The words God instructed to Moses came into my thoughts the other night when I attended church with my eldest daughter. She has been attending a different church, of a different denomination from us, for over a year now. I was eager to go with her to church, to worship together, and to see her in her ‘own place.’

I am a strange mother, when it comes to church. I tell my kids, once they are in middle school, that they are free to attend any youth group, of a Christian church, that they choose. I tell them they are free to attend, or not attend, the youth programming at our own church. All that I ask is that they go, and participate in a youth program, on a regular basis.

I am stranger still, because hubby (aka. their dad) is a pastor of a church.

He has also been a youth pastor, many years ago. From that experience, he, and we have come to understand that our kids experiences with God and church do not have to be isolated to where we attend (and where their dad works). It is far more important to both of us that our kids worship and serve sincerely than to worship and serve with us, just because WE want them with us. We want them to never think that God is only where we are. We want them to see God as there for them, as individuals, not through the experiences and choices of us, as parents.

Over the years we have worked intentionally in broadening our kids experiences of church, and christianity. When hubby is off, we attend other churches, of varying denominations, of varying worship styles, and of varying means of expression. We have encouraged awareness to things of the christian sub culture (music, literature, camps, missions). We want them to know that God is bigger than any church, any denomination, any method of expression, and any pastor.

Exodus 9:1 … the entire verse says, “then the LORD said to Moses, “Go to Pharaoh and say to him, ‘This is what the LORD, the God of the Hebrews, says: ‘Let my people go, so that they may worship (some versions say ‘serve’) me.'” God does not want US (as parents) to be worshiped, or served, but God, who we are all called to go and serve.

And so, with all that said, last night, I was longing to worship with my daughter, for a change.

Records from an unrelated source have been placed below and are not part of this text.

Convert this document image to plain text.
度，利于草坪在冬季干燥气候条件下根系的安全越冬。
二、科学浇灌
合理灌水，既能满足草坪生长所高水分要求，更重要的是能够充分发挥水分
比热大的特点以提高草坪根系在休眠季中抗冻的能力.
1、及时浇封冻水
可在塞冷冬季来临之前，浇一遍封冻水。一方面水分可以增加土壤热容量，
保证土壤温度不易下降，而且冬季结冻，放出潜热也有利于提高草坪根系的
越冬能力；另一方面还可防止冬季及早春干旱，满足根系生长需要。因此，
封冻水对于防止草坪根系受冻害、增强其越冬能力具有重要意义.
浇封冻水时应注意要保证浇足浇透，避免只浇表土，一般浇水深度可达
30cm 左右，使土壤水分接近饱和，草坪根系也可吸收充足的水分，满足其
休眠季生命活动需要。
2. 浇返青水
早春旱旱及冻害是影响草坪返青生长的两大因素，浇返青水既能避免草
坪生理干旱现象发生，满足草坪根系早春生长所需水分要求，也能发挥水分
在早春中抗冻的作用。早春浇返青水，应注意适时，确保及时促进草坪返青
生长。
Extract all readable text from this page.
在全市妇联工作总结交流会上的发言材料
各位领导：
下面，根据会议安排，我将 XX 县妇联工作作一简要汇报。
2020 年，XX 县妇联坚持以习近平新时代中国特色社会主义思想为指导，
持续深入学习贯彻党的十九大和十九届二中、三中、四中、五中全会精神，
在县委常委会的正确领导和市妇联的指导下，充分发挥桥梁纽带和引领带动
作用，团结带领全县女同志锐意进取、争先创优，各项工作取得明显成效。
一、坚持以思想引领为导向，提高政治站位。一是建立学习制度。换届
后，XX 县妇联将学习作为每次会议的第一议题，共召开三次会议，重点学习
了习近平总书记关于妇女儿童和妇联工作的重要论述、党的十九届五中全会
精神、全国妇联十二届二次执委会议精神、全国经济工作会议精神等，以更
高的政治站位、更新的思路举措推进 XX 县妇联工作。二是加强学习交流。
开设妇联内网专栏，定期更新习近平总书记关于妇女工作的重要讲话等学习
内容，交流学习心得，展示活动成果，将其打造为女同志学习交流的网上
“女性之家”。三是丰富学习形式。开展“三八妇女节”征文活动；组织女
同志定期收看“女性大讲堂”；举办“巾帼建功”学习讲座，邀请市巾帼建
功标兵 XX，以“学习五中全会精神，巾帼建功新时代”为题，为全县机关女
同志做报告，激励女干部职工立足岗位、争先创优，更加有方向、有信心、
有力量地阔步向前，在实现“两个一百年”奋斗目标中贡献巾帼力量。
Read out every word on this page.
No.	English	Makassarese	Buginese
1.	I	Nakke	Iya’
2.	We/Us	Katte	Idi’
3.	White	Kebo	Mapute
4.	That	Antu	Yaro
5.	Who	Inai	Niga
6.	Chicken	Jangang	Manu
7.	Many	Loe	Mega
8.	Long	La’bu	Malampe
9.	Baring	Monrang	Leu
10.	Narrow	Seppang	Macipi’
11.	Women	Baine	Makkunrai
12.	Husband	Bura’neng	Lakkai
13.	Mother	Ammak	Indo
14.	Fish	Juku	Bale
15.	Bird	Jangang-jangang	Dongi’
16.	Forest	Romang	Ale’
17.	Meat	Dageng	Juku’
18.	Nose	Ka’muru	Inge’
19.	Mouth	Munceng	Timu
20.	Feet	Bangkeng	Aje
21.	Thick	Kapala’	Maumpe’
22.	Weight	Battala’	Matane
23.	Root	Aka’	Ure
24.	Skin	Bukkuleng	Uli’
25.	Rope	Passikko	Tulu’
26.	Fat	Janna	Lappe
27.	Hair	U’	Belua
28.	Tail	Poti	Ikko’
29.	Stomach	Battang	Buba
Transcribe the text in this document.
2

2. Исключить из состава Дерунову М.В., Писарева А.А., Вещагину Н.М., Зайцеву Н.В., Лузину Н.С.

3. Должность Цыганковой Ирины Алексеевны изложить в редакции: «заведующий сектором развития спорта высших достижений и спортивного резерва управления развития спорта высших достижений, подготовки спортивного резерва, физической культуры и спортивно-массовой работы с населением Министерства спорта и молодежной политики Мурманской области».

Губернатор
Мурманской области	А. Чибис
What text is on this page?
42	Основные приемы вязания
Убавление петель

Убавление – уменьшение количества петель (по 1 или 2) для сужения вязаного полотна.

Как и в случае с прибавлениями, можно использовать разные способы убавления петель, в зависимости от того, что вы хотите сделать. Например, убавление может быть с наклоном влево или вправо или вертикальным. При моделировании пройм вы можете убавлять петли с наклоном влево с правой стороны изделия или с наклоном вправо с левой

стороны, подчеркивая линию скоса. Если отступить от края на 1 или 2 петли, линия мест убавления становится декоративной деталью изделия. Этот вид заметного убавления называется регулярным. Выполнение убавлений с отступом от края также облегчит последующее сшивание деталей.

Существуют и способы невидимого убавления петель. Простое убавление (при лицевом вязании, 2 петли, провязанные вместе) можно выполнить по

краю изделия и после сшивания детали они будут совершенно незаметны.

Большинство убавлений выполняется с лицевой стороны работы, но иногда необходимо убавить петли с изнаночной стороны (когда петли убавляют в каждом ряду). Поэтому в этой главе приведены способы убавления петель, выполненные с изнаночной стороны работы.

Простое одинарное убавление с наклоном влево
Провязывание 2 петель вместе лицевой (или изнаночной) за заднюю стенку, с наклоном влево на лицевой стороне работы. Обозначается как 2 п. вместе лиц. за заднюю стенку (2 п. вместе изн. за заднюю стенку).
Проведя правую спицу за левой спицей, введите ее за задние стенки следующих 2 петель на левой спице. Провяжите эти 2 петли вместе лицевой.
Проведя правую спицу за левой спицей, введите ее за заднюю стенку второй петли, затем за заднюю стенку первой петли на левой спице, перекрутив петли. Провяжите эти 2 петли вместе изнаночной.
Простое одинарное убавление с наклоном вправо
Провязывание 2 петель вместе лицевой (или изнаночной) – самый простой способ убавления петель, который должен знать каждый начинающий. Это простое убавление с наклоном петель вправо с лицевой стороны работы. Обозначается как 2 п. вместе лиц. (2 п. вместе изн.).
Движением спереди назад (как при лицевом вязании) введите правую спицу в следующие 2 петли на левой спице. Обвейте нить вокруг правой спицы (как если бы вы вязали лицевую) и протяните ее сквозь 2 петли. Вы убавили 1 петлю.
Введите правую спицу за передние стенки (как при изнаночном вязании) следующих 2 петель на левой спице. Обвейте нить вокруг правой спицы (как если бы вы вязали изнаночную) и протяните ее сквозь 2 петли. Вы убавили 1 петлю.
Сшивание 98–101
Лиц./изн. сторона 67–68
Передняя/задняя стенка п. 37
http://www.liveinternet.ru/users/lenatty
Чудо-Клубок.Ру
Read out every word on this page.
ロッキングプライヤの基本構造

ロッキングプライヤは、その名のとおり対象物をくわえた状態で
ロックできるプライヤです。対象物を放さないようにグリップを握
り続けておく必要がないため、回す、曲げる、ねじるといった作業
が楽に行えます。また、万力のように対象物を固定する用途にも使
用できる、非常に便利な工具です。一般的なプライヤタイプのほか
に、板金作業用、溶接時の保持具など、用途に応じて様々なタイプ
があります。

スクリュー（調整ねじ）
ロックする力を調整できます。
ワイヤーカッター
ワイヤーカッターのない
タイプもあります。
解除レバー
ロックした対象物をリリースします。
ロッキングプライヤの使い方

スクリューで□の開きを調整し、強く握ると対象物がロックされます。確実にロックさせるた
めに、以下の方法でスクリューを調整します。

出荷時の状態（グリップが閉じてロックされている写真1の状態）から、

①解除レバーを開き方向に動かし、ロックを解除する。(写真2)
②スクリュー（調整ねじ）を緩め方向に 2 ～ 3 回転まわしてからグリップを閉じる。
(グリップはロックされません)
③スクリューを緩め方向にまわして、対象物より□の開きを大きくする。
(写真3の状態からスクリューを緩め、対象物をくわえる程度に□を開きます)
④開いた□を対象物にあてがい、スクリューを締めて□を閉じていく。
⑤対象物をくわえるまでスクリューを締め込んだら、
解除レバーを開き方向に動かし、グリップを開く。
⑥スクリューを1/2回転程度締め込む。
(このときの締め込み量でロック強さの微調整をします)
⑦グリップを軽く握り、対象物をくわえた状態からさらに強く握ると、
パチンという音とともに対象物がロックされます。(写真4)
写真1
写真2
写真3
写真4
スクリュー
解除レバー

My mother heart just wanted to sit and stand beside her, worshiping and serving our God … together. And, it was good. But, it is better knowing that she is seeking God, for herself, not to please me or her dad. She is on a journey that we, as her parents, blanket with our prayers. It is a journey that does not stop when a person finds ‘their’ church, but when one finds themselves in the arms of our Savior, at the end of their earthly life. And it is there, in heaven, that I will get to worship and serve my God, with all my family around me. And it is there that longing will be no more.